For many people, leaving an inheritance is an opportunity to provide loved ones with a final parting gift. But not all inherited assets are created equal.
“If I’m inheriting something, I want something with no strings attached,” says Mallon FitzPatrick, head of wealth planning and managing director at wealth management firm Robertson Stephens in San Francisco.
The best assets to inherit are those that can be easily liquidated, have minimal tax implications and avoid what can be a costly probate process. Here are some top examples.
From an heir’s perspective, almost nothing could be better to inherit than cash. It is not considered taxable income by the IRS, and it can be used immediately for whatever you’d like.
“It’s easy; it’s flexible; what you see is what you get,” FitzPatrick tells Money Talks News.
Cash assets kept in a bank account can also bypass probate court so long as there is a transfer-on-death designation or similar provision in place. In that case, an heir can usually claim the money by providing a death certificate and proper identification.

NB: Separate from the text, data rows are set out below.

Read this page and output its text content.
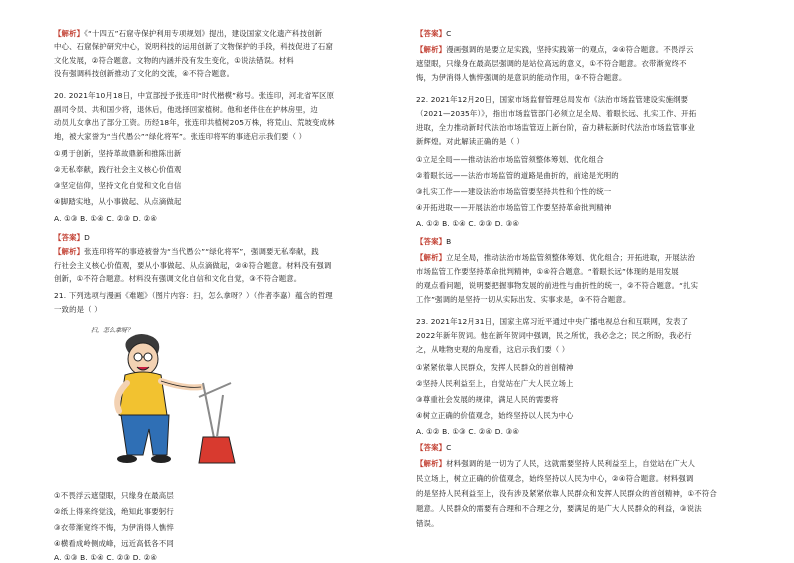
【解析】《“十四五”石窟寺保护利用专项规划》提出，建设国家文化遗产科技创新
中心、石窟保护研究中心，说明科技的运用创新了文物保护的手段，科技促进了石窟
文化发展，②符合题意。文物的内涵并没有发生变化，①说法错误。材料
没有强调科技创新推动了文化的交流，④不符合题意。
20. 2021年10月18日，中宣部授予张连印“时代楷模”称号。张连印，河北省军区原
副司令员、共和国少将，退休后，他选择回家植树。他和老伴住在护林房里，边
动员儿女拿出了部分工资。历经18年，张连印共植树205万株，将荒山、荒坡变成林
地，被大家誉为“当代愚公”“绿化将军”。张连印将军的事迹启示我们要（ ）
①勇于创新，坚持革故鼎新和推陈出新
②无私奉献，践行社会主义核心价值观
③坚定信仰，坚持文化自觉和文化自信
④脚踏实地，从小事做起、从点滴做起
A. ①③ B. ①④ C. ②③ D. ②④
【答案】D
【解析】张连印将军的事迹被誉为“当代愚公”“绿化将军”，强调要无私奉献，践
行社会主义核心价值观，要从小事做起、从点滴做起，②④符合题意。材料没有强调
创新，①不符合题意。材料没有强调文化自信和文化自觉，③不符合题意。
21. 下列选项与漫画《难题》（图片内容：扫，怎么拿呀？）（作者李嘉）蕴含的哲理
一致的是（ ）
扫，怎么拿呀？
①不畏浮云遮望眼，只缘身在最高层
②纸上得来终觉浅，绝知此事要躬行
③衣带渐宽终不悔，为伊消得人憔悴
④横看成岭侧成峰，远近高低各不同
A. ①③ B. ①④ C. ②③ D. ②④
【答案】C
【解析】漫画强调的是要立足实践，坚持实践第一的观点，②④符合题意。不畏浮云
遮望眼，只缘身在最高层强调的是站位高远的意义，①不符合题意。衣带渐宽终不
悔，为伊消得人憔悴强调的是意识的能动作用，③不符合题意。
22. 2021年12月20日，国家市场监督管理总局发布《法治市场监管建设实施纲要
（2021—2035年）》，指出市场监管部门必须立足全局、着眼长远、扎实工作、开拓
进取，全力推动新时代法治市场监管迈上新台阶，奋力耕耘新时代法治市场监管事业
新辉煌。对此解读正确的是（ ）
①立足全局——推动法治市场监管须整体筹划、优化组合
②着眼长远——法治市场监管的道路是曲折的，前途是光明的
③扎实工作——建设法治市场监管要坚持共性和个性的统一
④开拓进取——开展法治市场监管工作要坚持革命批判精神
A. ①② B. ①④ C. ②③ D. ③④
【答案】B
【解析】立足全局，推动法治市场监管须整体筹划、优化组合；开拓进取，开展法治
市场监管工作要坚持革命批判精神，①④符合题意。“着眼长远”体现的是用发展
的观点看问题，说明要把握事物发展的前进性与曲折性的统一，②不符合题意。“扎实
工作”强调的是坚持一切从实际出发、实事求是，③不符合题意。
23. 2021年12月31日，国家主席习近平通过中央广播电视总台和互联网，发表了
2022年新年贺词。他在新年贺词中强调，民之所忧，我必念之；民之所盼，我必行
之，从唯物史观的角度看，这启示我们要（ ）
①紧紧依靠人民群众，发挥人民群众的首创精神
②坚持人民利益至上，自觉站在广大人民立场上
③尊重社会发展的规律，满足人民的需要将
④树立正确的价值观念，始终坚持以人民为中心
A. ①② B. ①③ C. ②④ D. ③④
【答案】C
【解析】材料强调的是一切为了人民，这就需要坚持人民利益至上，自觉站在广大人
民立场上，树立正确的价值观念，始终坚持以人民为中心，②④符合题意。材料强调
的是坚持人民利益至上，没有涉及紧紧依靠人民群众和发挥人民群众的首创精神，①不符合
题意。人民群众的需要有合理和不合理之分，要满足的是广大人民群众的利益，③说法
错误。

2. Life insurance benefits
The death benefit from a life insurance policy is almost as good as cash in the bank. This money also isn’t taxable and can be easily claimed by providing a death certificate and filling out some simple paperwork.
However, if the owner of the life insurance policy did not name a beneficiary, then the process becomes more complicated. In that case, it generally falls to a probate court to determine who receives the benefit.
3. Roth IRA
IRAs are retirement accounts that come in two flavors: traditional and Roth.

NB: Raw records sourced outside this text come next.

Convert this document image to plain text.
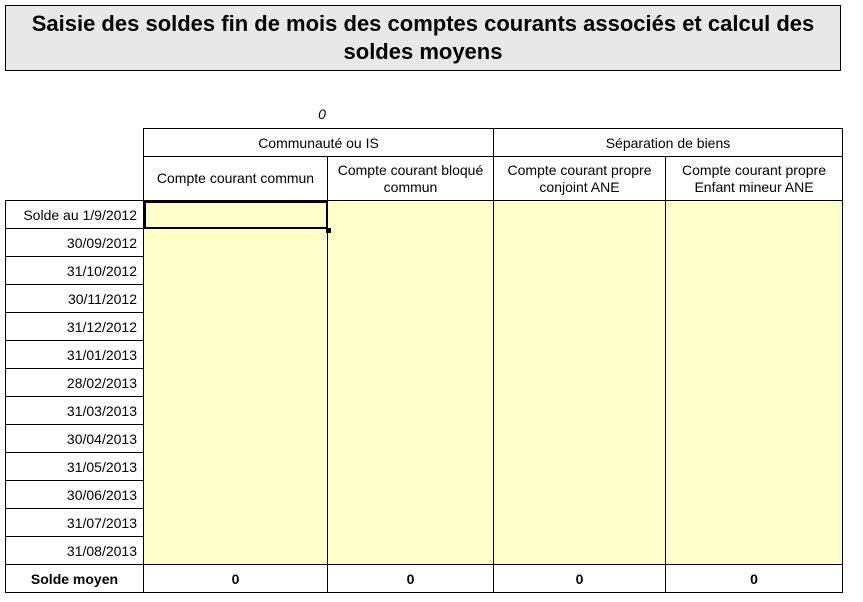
Saisie des soldes fin de mois des comptes courants associés et calcul des soldes moyens
0
	Communauté ou IS		Séparation de biens	
	Compte courant commun	Compte courant bloqué commun	Compte courant propre conjoint ANE	Compte courant propre Enfant mineur ANE
Solde au 1/9/2012	

30/09/2012				
31/10/2012				
30/11/2012				
31/12/2012				
31/01/2013				
28/02/2013				
31/03/2013				
30/04/2013				
31/05/2013				
30/06/2013				
31/07/2013				
31/08/2013				
Solde moyen	0	0	0	0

“Roths can be a very good asset to inherit,” says Nick Hughes, a wealth adviser with Visionary Horizons Wealth Management in Chattanooga, Tennessee.
That’s because while the money in a traditional IRA is subject to income tax, that isn’t the case with Roth accounts. Since contributions to a Roth IRA have already been taxed, withdrawals can be made tax-free.

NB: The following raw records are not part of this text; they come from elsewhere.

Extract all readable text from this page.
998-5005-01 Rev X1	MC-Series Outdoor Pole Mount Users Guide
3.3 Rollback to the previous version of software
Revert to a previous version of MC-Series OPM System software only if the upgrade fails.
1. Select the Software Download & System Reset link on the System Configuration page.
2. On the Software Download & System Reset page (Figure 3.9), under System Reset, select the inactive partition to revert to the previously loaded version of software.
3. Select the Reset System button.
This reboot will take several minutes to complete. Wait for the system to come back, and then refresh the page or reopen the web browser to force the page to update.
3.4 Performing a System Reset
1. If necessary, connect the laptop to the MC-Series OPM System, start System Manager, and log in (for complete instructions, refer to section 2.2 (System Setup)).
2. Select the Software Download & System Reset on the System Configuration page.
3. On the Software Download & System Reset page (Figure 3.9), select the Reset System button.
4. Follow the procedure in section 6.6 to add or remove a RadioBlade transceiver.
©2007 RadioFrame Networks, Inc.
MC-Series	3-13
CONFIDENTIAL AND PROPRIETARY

What’s more, in most cases, people must withdraw all money from an inherited IRA within 10 years, but there is no requirement to take out money earlier than that. “You could just leave it growing tax-free for 10 years and then take it all out,” Hughes tells Money Talks News.
4. Non-qualified investments
Non-qualified investments — that is, investments that don’t offer any tax benefits — are another good asset to inherit, according to Hughes.
When an investment is sold, it is subject to a capital gains tax. The gain is the difference between the amount someone paid to purchase a stock, for instance, and the amount they sold it for. If a person were to buy $100 worth of stock and sell it for $1,000, the taxable gain would be $900.
However, if someone inherits that stock, they benefit from what is known as a step-up in basis. That means, for tax purposes, the IRS adjusts the base value of the stock to its price at the time it is transferred. So if you inherit that $1,000 stock and sell it immediately, the taxable gain would be $0 instead of $900.
5. Real estate
Like stocks, real estate benefits from a step-up in basis after a person’s death. That makes it a good asset to inherit if you want to minimize taxes.
“The problem is that real estate is not liquid,” FitzPatrick says.
In other words, while real estate can be a valuable asset, it might take some work to sell a property and turn it into cash you can use for other purposes.
6. Anything in a trust
Trusts are created by people to hold their assets. Then, those assets can bypass probate court and be distributed after death according to the person’s wishes.
“Real estate can be a really good asset to inherit, especially if it’s passed through a trust,” Hughes says.
Not only are assets in a trust exempt from probate court proceedings, but a trust can provide protection against money being diverted to creditors or a spouse during a divorce. The one downside to inheriting assets in a trust is that they may come with certain provisions, such as that money can only be accessed once an heir reaches a specific age.